Transfer day came and we went to our appointment as planned feeling incredibly excited and nervous – we knew at least one of our embryos must have made it or they would have called us that morning to cancel our appointment. We were elated to hear that one of our embryos had been frozen for later use and we had a beautiful fresh embryo waiting for us – the remaining three hadn’t progressed as well as these two so they would continue to monitor them over the next few days to see what happens. Transfer was incredibly quick and surreal. We got to see out perfect little embryo up on a screen in front of us before watching via ultrasound as the tiny little dot was transferred safely inside my uterus. I kept it together pretty well during transfer (as I was in quite a vulnerable position) but as soon as we left the tears were pouring. I don’t think I have ever cried so much in my life. James had overheard the specialist and the lab technician gushing over how beautiful and perfect our embryo was which made us feel so incredibly hopeful. We had never been this close to our dream before and I was officially pregnant until proven otherwise!

Then came the two-week-wait which felt like the longest two weeks ever and was quite an emotional rollercoaster. We did all we could to remain positive and continue nourishing my body to care for the little embryo inside of me. Sadly, during this time we received word that the three embryos they had been monitoring didn’t make it, which was incredibly disheartening especially during such a vulnerable time. I grieved the little babies that weren’t meant to be but tried to remember how lucky we were to have one beauty inside of me and another little frozie in wait for later.

What is now one of our favourite days finally arrived! I had a blood test first thing in the morning around two weeks later and that afternoon received a call from the very nurse who had explained my medications to us. Tears flowed as I heard the words “congratulations” and immediately called James to share the news with him. Pregnant! Such a surreal and beautiful moment that we had waited so very long for (by this time it had been just over four years). We knew this was the exact baby meant for us – our baby. The one that had been patiently waiting for us all this time.

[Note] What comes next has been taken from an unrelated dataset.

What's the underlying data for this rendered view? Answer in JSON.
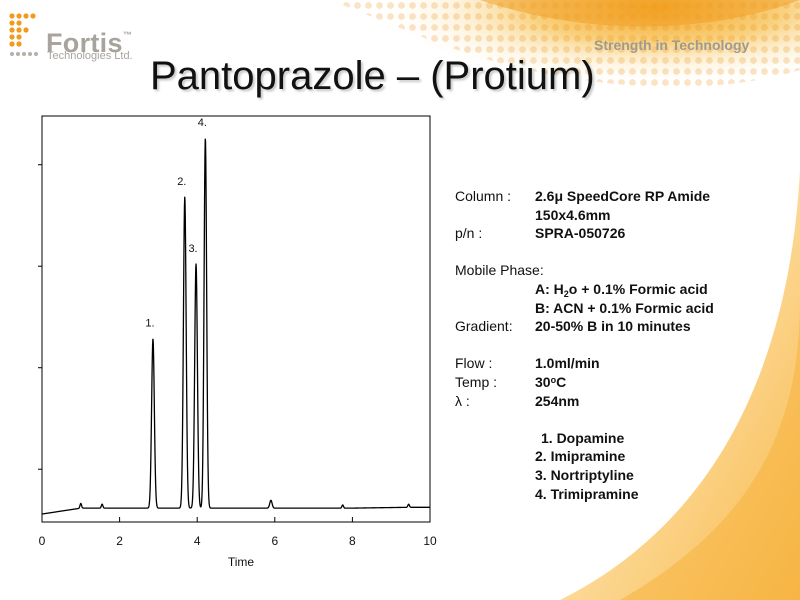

So here we are a few months later, I’m currently 29 weeks pregnant and we are over the moon with happiness and so deeply in love. Even now I look back and can’t believe how incredibly lucky we are. Our journey has been such a long one and then IVF was such an intense and fast paced time which we are so grateful for. As I type out our story and dive deeply into a pool of emotional nostalgia and reflection, our little babe’s kicks bring me back to reality. This divine chapter is only just the beginning of a beautiful new love story. People have asked if we wish we had tried IVF sooner but my answer is always “no”. I wouldn’t change a single thing in our journey as I know everything has happened exactly the way it was supposed to. We are the exact versions of ourselves that we needed to be to take on this journey and exactly who we are supposed to be for this baby. The universe knows.

Thanks for reading babes. It has been such a therapeutic journey sharing our story with you and I can’t wait to share more on this next new phase.

To the babes out there on their own journeys – I see you.

Much love and kind vibes always.

- Rachel x

Note: these journal entries are just my own experiences and not recommendations for what might be right for others.